KC’s League of Women Voters Weigh in on TIF
The League of Women Voters of Kansas City/Jackson-Clay-Platte Counties recently released its study of tax-increment financing (TIF). In a radio interview on Kansas City’s KKFI, report co-chairwoman Cheryl Barnes indicated that the League first learned of the problems with TIF from former Chairman of the Show-Me Institute Crosby Kemper. Many of the study’s recommendations are similar to those previously offered by Show-Me Institute researchers.
The report provides a good overview of TIF, how it is used and how it impacts taxing jurisdictions. Much of the narrative will be familiar to regular readers of this blog, including this quotation of a study from the W.E. Upjohn institute for Employment Research:
Incentives are still far too broadly provided to many firms that do not pay high wages, do not provide many jobs, and are unlikely to have research spinoffs. Too many incentives excessively sacrifice the long-term tax base of state and local economies.

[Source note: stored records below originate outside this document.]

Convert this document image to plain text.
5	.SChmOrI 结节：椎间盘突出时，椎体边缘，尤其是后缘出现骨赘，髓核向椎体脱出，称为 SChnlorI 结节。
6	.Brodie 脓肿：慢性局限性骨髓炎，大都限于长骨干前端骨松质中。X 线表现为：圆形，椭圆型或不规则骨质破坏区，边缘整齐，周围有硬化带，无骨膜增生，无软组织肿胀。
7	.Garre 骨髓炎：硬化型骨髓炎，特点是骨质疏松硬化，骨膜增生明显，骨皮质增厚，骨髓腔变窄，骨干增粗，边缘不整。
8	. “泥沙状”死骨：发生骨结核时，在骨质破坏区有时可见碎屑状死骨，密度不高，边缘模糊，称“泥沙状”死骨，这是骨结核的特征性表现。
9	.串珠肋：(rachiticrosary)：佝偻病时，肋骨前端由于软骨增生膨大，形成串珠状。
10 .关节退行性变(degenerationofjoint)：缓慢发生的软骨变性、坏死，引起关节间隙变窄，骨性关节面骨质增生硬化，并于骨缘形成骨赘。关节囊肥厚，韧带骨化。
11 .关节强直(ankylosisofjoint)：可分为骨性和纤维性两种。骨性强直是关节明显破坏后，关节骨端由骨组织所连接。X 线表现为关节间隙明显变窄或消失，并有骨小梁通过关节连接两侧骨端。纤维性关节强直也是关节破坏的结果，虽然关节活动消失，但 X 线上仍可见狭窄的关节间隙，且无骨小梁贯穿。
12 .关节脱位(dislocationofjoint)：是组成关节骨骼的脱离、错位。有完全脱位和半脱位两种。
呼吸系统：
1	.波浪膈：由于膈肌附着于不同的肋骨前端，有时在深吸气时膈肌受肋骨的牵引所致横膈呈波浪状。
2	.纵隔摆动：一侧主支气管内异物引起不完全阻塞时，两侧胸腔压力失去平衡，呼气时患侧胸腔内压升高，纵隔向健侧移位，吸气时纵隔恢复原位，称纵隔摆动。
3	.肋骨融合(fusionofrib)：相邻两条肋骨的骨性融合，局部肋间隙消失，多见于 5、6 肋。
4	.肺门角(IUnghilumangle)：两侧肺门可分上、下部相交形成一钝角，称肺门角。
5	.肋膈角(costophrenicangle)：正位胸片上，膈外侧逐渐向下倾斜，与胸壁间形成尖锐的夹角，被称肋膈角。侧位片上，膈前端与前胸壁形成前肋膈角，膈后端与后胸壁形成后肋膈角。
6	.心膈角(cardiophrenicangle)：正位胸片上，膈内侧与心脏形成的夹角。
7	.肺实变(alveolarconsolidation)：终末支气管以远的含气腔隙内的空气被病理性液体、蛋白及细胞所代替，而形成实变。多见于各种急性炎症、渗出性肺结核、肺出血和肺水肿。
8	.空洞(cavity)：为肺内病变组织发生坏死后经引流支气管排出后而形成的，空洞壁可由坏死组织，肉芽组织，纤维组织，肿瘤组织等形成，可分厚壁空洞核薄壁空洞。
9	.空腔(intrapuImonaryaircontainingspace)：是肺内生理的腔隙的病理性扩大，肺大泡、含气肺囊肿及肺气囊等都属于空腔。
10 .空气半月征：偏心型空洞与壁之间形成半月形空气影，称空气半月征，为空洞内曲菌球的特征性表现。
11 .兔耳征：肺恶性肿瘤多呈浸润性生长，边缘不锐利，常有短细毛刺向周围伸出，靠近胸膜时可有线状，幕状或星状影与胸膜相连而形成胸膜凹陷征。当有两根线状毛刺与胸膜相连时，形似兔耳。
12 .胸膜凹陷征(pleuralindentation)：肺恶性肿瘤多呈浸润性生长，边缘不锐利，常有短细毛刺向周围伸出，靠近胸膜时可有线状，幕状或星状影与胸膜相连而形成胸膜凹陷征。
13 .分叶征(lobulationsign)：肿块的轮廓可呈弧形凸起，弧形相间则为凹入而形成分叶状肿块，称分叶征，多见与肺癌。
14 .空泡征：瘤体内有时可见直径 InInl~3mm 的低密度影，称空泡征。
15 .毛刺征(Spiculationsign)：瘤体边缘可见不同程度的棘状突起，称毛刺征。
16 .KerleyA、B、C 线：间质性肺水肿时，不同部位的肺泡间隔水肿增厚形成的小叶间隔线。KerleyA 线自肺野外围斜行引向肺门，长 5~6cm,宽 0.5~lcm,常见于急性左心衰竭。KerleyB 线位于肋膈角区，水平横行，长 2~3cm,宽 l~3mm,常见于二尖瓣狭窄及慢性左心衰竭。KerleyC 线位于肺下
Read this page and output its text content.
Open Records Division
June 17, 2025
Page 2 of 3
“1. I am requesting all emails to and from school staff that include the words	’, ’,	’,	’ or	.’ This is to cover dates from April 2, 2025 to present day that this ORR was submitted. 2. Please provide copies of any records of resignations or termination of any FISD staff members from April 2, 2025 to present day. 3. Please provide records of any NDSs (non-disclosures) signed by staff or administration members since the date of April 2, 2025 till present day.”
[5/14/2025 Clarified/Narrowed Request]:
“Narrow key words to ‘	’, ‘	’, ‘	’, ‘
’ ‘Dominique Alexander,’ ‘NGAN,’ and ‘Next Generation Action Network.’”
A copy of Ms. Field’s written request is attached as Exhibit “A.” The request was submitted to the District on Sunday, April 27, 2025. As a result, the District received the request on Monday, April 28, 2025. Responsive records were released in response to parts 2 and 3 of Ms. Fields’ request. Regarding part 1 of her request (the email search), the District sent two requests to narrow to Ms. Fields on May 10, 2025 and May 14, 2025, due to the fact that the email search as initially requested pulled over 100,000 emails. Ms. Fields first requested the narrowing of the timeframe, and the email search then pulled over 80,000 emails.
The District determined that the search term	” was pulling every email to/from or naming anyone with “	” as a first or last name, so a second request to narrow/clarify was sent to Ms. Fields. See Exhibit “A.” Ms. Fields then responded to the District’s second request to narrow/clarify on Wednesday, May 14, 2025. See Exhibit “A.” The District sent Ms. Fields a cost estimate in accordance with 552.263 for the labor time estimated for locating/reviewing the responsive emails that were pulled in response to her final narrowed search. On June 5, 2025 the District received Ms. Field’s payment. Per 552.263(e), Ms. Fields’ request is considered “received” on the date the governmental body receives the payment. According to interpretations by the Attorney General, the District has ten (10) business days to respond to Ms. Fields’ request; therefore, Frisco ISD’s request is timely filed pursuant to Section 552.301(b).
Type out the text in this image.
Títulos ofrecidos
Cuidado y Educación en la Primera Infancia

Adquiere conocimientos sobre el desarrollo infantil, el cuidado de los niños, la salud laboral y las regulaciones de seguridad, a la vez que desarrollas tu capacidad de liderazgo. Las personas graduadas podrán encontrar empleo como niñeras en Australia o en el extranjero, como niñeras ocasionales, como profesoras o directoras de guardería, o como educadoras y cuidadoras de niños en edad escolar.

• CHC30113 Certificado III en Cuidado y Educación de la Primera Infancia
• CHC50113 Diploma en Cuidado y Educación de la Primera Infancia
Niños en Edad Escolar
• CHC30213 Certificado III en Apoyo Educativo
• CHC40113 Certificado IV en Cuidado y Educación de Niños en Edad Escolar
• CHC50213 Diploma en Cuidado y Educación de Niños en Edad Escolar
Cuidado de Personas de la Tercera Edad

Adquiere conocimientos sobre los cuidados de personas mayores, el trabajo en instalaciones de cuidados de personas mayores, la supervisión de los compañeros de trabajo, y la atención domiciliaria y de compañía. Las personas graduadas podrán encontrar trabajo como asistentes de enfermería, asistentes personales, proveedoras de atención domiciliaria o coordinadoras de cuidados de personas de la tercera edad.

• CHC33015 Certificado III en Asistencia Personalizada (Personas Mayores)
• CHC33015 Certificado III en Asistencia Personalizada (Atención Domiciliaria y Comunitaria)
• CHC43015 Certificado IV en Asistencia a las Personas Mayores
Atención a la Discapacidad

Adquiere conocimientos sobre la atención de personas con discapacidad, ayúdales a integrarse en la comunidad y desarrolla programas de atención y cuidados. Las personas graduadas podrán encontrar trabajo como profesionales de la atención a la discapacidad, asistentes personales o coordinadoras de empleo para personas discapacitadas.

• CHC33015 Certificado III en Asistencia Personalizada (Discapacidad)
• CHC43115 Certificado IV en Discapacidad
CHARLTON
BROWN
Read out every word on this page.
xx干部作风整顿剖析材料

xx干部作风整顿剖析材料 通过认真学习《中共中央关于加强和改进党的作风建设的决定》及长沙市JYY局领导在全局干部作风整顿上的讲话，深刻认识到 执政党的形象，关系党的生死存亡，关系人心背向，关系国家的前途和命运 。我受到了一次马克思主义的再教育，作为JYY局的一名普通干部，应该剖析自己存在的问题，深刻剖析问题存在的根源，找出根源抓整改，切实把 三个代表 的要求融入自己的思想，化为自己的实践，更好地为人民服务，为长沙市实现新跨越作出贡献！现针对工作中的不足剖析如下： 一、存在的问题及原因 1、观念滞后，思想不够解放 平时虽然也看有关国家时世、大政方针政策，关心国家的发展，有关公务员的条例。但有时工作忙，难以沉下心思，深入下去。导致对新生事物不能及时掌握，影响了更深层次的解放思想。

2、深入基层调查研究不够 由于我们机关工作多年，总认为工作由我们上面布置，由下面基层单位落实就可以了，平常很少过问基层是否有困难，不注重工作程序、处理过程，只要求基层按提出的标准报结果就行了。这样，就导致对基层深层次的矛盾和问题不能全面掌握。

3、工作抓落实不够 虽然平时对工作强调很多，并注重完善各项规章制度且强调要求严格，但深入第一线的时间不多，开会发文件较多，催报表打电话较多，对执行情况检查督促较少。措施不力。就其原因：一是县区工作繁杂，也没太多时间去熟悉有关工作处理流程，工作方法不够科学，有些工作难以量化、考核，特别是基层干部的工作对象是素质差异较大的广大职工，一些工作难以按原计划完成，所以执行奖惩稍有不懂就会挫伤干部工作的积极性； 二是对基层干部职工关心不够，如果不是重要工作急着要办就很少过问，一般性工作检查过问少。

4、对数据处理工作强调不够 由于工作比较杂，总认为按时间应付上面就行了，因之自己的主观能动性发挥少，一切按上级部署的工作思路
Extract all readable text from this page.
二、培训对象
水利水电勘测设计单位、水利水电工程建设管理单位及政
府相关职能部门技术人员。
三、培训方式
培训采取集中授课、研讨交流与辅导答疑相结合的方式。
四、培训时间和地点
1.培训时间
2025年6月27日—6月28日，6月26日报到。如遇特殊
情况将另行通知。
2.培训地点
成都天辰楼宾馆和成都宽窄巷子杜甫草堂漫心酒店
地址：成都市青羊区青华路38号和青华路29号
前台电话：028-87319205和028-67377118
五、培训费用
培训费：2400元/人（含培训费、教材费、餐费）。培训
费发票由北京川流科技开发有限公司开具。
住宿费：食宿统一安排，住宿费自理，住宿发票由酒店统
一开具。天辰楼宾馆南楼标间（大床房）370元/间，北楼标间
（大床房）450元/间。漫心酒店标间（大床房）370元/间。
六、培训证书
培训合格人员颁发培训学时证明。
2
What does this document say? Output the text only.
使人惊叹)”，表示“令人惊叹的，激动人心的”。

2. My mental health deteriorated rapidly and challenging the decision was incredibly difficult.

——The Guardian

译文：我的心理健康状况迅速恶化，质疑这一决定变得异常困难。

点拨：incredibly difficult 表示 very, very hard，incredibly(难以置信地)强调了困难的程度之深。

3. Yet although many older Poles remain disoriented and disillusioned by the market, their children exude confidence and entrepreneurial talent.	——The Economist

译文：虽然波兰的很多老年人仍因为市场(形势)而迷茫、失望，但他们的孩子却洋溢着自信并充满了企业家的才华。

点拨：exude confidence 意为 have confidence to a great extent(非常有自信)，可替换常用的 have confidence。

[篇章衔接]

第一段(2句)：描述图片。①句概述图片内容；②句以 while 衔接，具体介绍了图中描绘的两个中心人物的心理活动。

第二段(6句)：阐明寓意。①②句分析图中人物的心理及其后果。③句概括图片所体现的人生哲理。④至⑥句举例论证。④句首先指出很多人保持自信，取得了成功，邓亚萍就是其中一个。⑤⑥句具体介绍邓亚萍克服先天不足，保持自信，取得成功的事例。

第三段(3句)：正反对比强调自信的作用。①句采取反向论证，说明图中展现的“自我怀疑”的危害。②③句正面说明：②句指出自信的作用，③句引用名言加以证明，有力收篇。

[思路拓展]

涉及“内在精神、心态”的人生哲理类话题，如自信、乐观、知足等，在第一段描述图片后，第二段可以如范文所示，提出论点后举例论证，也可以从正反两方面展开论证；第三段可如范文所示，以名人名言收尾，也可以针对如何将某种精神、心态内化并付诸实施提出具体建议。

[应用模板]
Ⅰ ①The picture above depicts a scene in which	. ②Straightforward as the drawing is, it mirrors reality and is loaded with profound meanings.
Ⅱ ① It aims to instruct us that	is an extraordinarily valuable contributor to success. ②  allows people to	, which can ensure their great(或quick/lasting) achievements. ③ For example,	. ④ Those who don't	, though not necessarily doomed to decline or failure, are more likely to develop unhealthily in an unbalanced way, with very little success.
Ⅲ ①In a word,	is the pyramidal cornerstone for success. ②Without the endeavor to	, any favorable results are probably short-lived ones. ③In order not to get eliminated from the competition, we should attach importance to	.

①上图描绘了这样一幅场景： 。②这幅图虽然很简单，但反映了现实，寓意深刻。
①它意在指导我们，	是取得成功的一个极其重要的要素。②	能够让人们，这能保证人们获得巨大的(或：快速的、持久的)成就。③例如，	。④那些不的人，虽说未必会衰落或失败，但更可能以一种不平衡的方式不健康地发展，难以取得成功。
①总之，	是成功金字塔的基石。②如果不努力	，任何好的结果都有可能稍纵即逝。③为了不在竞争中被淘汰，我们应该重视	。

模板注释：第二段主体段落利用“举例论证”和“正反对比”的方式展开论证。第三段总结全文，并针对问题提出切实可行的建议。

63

The report cites a story in The Kansas City Star indicating that in 2018, Kansas City issued $175 million in tax breaks, of which $94 million would have otherwise gone into city coffers.
The League’s recommendations include some social and economic justice planks that might only further developers’ ability to game the system, such as Community Benefits Agreements and things such and “sustainable construction.” However, its recommendations for oversight could have come from the Show-Me Institute. The study recommends a more rigorous but-for analysis, capping such incentive packages at 10 years in length, using the blight standard more narrowly and increasing transparency both before and during the period of the incentive.
One additional recommendation from the League that fits well with previous Show-Me research, which focused on the relationship between campaign contributions and TIF awards: “Those seeking public financing, including their representatives, declare city and council campaign contributions and gifts for the prior ten years.”
The desire to rein in economic development incentives is not a function of ideology or partisanship. It is simply a matter of good government and fiscal responsibility. The League has provided a valuable service to its members and policymakers. The time for serious and significant reform is overdue.